As de facto leader of the Senate, much of Jimmy's work was done in a small, private room just off the Senate corridor. The room held nothing but a desk and a few chairs; the desk held nothing but ash trays and, sometimes, a bottle of Scotch. Here Jimmy Byrnes best exercised his persuasive powers and charm.

They were used to great advantage after the start of World War II, when Jimmy pushed most of Franklin Roosevelt's war measures through the Senate. In earlier years he had, with equal determination, opposed many a Roosevelt project (Wage & Hour Law, the 1938 purge, relief spending), but the two men never lost their respect for each other. He was a Roosevelt-before-Chicago man in 1932; campaigned on a Roosevelt & Byrnes platform for re-election in 1936; next to Harry Hopkins, he did more than any man to stage-manage the third-term nomination in 1940.

Man In a Blue Suit. Striding down the street, compact Jimmy Byrnes looks like Jimmy Cagney doing an impersonation of the late George M. Cohan. He has some of the Cohan philosophy: live a clean, honest, extrovert life, get your work done, don't gossip or meddle in other people's business. Although he loves to tell salty tales of the Old South, no one has ever heard him tell an off-color story, few have ever seen him laugh at one. He once described his wants as: "Two tailor-made suits a year, three meals a day, and a reasonable amount of good liquor." The suits are almost invariably blue; his favorite dish is "real" gumbo, a well-stewed concoction of tomatoes and okra.

When Jimmy Byrnes went to the Supreme Court, there were raised eyebrows in legal circles because he had never before sat on the bench. He surprised His colleagues by his passion for work; he brought to the Court a strict sense for interpreting the will of Congress. Jimmy Byrnes was restless on the Court; he longed to be in the thick of his country's battles. But in leaving what must have seemed to him an exacting job, he jumped into one a thousand times more grinding. For to attempt to keep stable the economic life of the greatest country in the world during the greatest of its dislocations calls for the pooled knowledge of the greatest of its economic and political thinkers and a will to fight till hell freezes over.

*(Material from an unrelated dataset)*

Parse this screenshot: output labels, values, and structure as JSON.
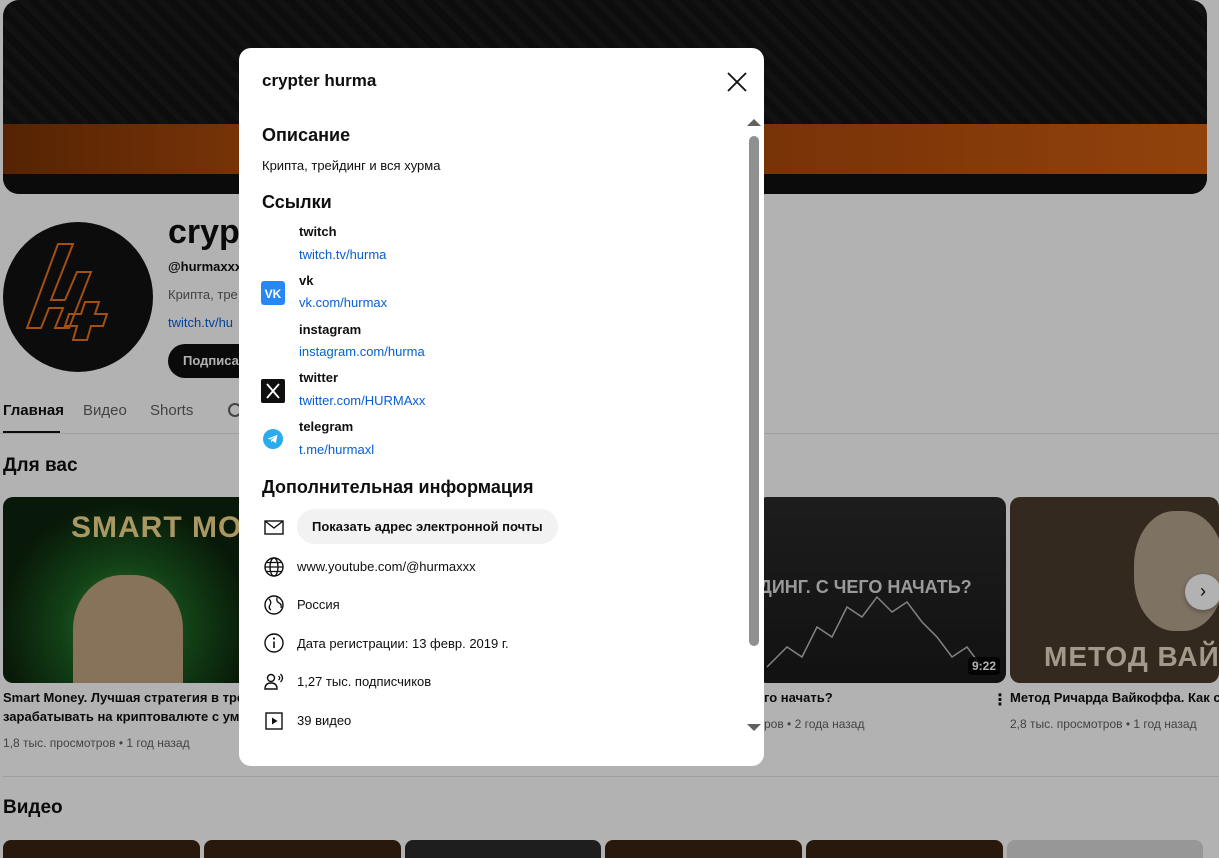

Jimmy Byrnes's friend and World War I counterpart, Bernie Baruch, had a vast store of knowledge gleaned from business experience; once he had the facts on which to base a judgment, he backed that judgment with a furious will. Jimmy Byrnes need never apologize for not being Bernie Baruch. His varied talents lie in other directions. If his will has more often been bent toward compromise, he has, at least, bent it toward securing action. No pure theorist could fill his shoes; Jimmy Byrnes has been the catalytic agent who could fuse warring factions into achieving some goal.

He has been the smooth worker, the student of human relationships, the advocate of getting things done (perhaps at a cost), the shrewd estimator of the public mind, the charming advocate of the cause he believed in, the great believer in common sense. For this job Byrnes's very great talents may or may not be enough. No warring country has ever clamped a tight lid on inflation; perhaps no one man can do it in the U.S. Jimmy Byrnes will soon know.